Here’s a quick guide to running the ghost blog platform on a $25 Raspberry Pi.
Ghost is a new piece of blog software, currently under development which was recently funded by a Kickstarter campaign. Ghost is a completely new blog platform which aims to concentrate on writing and has a really nice minimal, instantly updating theme.
Ghost uses node.js (a new one on me) and can run on the Raspberry Pi computer. So I thought I’d put together a few instructions based on my trial and error. You need to be a Kickstarter backer to download the code, although this will be released fairly soon.
This assumes you’re running the latest raspbian build.
First Install node.js:
sudo wget http://nodejs.org/dist/v0.10.5/node-v0.10.5-linux-arm-pi.tar.gz
sudo tar xvzf ~/node-v0.10.5-linux-arm-pi.tar.gz --strip=1
(this should display the version number to test things are working ok)
then install ghost:
For the next step download and install ghost-0.3.0 from the ghost website – at the moment you need to be a kickstarter backer – log into the Ghost website, and download ghost-0.3.0.zip onto your Pi.
sudo npm install --production
sudo npm start
(go and make a cup of tea, this takes a while)
Next open a browser on the pi and enter the address:
and all being well you should see an intro page!
The built in browsers on the pi are a bit slow for blogging (particularly if you’re accessing it via a VNC connection) so to speed things up you can access your Ghost blog over your local network:
In the /ghost directory edit the config.js file. You’ll need to know your Pi’s ip address – you can get this from running ifconfig – ideally you need to set up your Pi to have a static ip address –
sudo nano config.js
replace “host: ‘127.0.0.1’” with “host: ‘<your IP address>'” and “port: ‘2368’” to “port: ’80′”.
and then enter your Pi’s ip address onto another computer on your network – you should now see your Ghost blog!
If found it very occasionally slows down when setting up users, but once I started adding posts and images it worked really smoothly on the Pi. Having a window open with an SSH session is interesting to see the software updating as you edit and create posts on the blog.
First impressions? it’s very minimal, but the lack of distractions makes this feel like a very creative blog platform to use – it’s not going to compete with the likes of wordpress and drupal for building fully fledged CMS websites, but as an alternative to tumblr or blogger it has a lot of potential.
Ghost’s approach will be to offer the software as a free download for self hosting, or paid accounts via the website (like wordpress).

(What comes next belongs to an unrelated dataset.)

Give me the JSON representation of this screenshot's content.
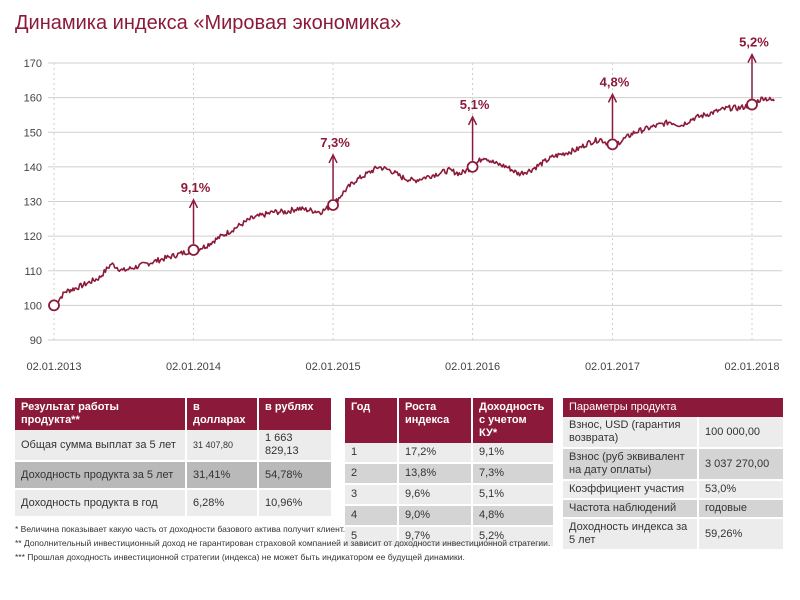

I’m looking forward to see how this evolves in time, hats off to the Ghost team.
Update: making your local blog available on the internet:
I’ve been making my ghost test blog available on the internet – this is handy if you want to be able to update your blog from anywhere – although I wouldn’t recommend it for a production website that might get a lot of traffic, as it’s entirely dependent on your home broadband.
This is assuming you have a residential broadband account (I’m using BT broadband). Most home accounts used dynamic IP addresses, assigned by your service provider that change each time you connect to the internet – we’re going to use a service called no-ip.com which uses a program on your Pi to find out it’s address, and update a domain to point to this address. We’ll also need to open a port in the home router to allow connections to the Pi.
First sign up for an account at noip.com – there is a free option available, or you can opt to pay $15 a year for a service with more features.
Add a host, and choose a hostname from the list of options.
Next choose the DNS-A host option and save. The settings I’ve been using are below.
Next, on the Pi download and install the noip software (here are the instructions from RaspberryPihelp.net – check out their page if you want no-ip to run each time you switch on your Pi)
tar vzxf noip-duc-linux.tar.gz
sudo make install
Whilst installing it will prompt you for your noip.com login details.
Finally you need to open a port in your router to allow traffic through – there is a port forwarding guide for most routers available here – I found that logging in to my router by visiting http://192.168.1.1 in my browser, finding the advanced menu and adding the local fixed IP address of my pi and web forwarding worked for me.
Hopefully if everything is working you should be able to see your Ghost blog in the wide world: my address is
although this is entirely reliant on it being switched on, which depends on the coffee machine in my kitchen needing power or not.